07 février 2018
Le Parlement européen a créé, mardi, une commission spéciale chargée d’enquêter sur les processus d’autorisation des pesticides dans l’UE. Les eurodéputés souhaitent répondre aux inquiétudes sur la potentielle intrusion des lobbies industriels dans la procédure de réautorisation du glyphosate pour cinq ans, votée fin novembre.
Environ 9 000 tonnes de glyphosate sont utilisées chaque année en France. © Noor Oulladi et Sophie Wlodarczak
Enquête d’intérêt général, nouveau procès contre Monsanto ou coquille vide ? Une commission spéciale sur la procédure européenne d’autorisation des pesticides a été approuvée mardi par le Parlement européen, à Strasbourg. Les écologistes Verts-ALE, les sociaux-démocrates du S&D et la gauche radicale GUE ont obtenu gain de cause. Michèle Rivasi, eurodéputée écologiste, s’est battue pour sa création : « À la suite des révélations sur les “Monsanto Papers”, on s’est aperçu que Monsanto avait beaucoup d’influence sur les expertises scientifiques déterminant la toxicité de son produit. C’est une puissance industrielle colossale qui achète des experts, des universitaires, les paye pour qu’ils signent les études rédigées par eux-mêmes, explique-t-elle. Il nous faut être vigilants.»
Constituée de 30 députés – choisis jeudi en session plénière –, la commission a neuf mois pour mettre en lumière les potentiels conflits d’intérêts entre l’industrie et les agences européennes. Le nom du ou de la presidente fait l’objet d’une forte attention de la part des élus, dont certains refusent de réagir avant que la composition ne soit rendue publique.
« L’Efsa a perdu sa crédibilité »
En septembre, l’ONG autrichienne Global 2000 a révélé que de longs passages du dossier déposé par l’américain Monsanto pour solliciter le renouvellement du glyphosate ont été recopiés par les agences européennes dans leur rapport d’évaluation officiel sur la toxicité du produit, présent dans le Roundup, l’herbicide le plus vendu au monde. L’Agence européenne de la sécurité des aliments (Efsa) a jugé «improbable que le glyphosate représente un danger cancérogène pour l’homme » en se fondant sur cette évaluation.
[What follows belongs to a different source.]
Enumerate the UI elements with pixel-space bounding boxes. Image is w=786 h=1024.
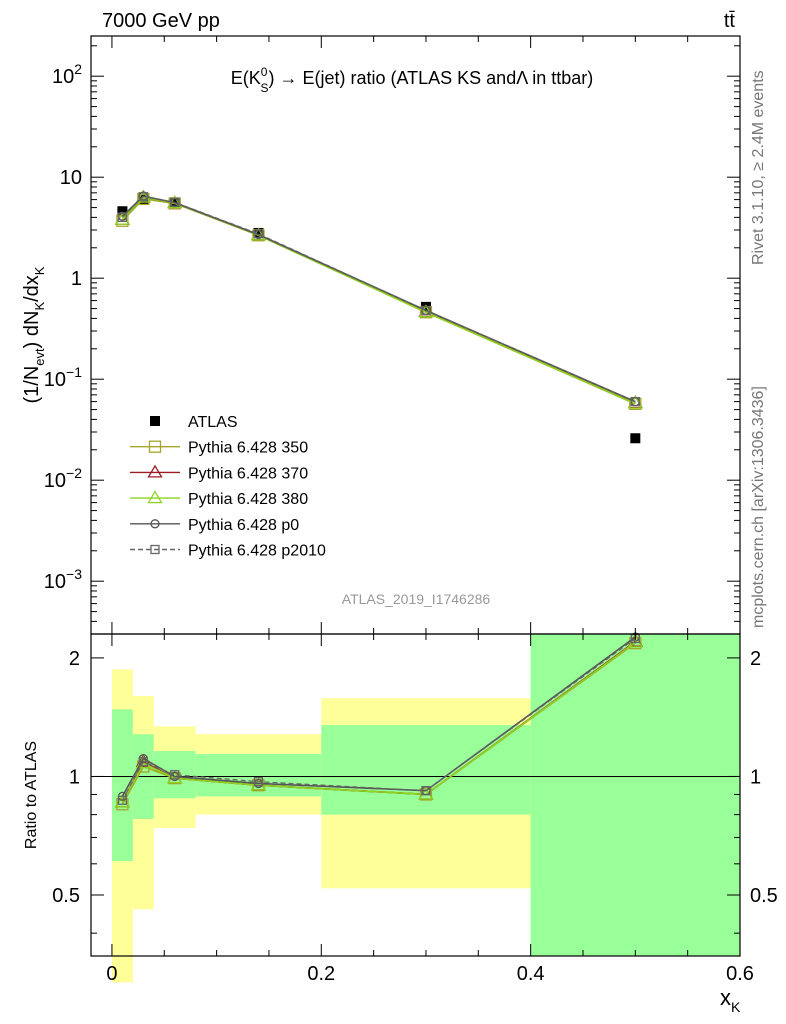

Michèle Rivasi estime nécessaire que l’Agence divulgue les documents sur lesquels elle s’est appuyée pour tirer cette conclusion, malgré le poids du secret commercial. Pour l’élue écologiste, « l’Efsa a perdu sa crédibilité. Il faut qu’on regarde toutes les failles où l’industrie est capable de s’infiltrer ».
« Un objet politicien »
Dans les couloirs du Parlement, la nécessité de cette commission spéciale est contestée. Angélique Delahaye, l’eurodéputée (PPE, centre droit) se méfie: « Le risque est qu’elle soit un objet politicien » façonné par les anti-glyphosate pour remettre ce débat controversé sur le devant de la scène.
La remise en cause de l’indépendance de l’Efsa, au centre des enjeux de cette investigation, est aussi perçue comme une manœuvre politique par l’Agence, elle-même. « Nous avons observé, dans le courant de l’année, que lorsque la science ne correspond pas à certains points de vue ou idéaux, c’est souvent cette dernière qui est considérée comme le bouc émissaire dans le débat public », se défend un porte-parole de l’Efsa. De son côté, l’ECPA, l’Association européenne des fabricants de pesticides, espère que ce groupe d’enquête montrera « combien le processus d’approbation des pesticides est rigoureux et sûr », affirme son porte-parole, Graeme Taylor.
Le poids de la mobilisation citoyenne
Malgré les profonds désaccords sur la toxicité ou non du glyphosate et de sa mise sur le marché, l’initiative citoyenne européenne « Ban Glyphosate », initiée par une coalition de 38 ONG, et réunissant plus d’un million de signatures début 2017, a été déterminante. Ces dernières années, l’accumulation des affaires éclaboussant la neutralité des institutions, à l’image du Dieselgate, alimentent la suspicion des ONG européennes. Suffisant pour mettre d’accord les présidents des groupes européens, en janvier, sur la création de cette commission, procédure exceptionnelle. Depuis la création du Parlement en 1952, seules 16 commissions spéciales ont été établies dont une destinée au Dieselgate en 2016. La France, elle aussi, a lancé une enquête sur l’indépendance des agences européennes, sous l’égide du député La République En Marche, Cédric Villani.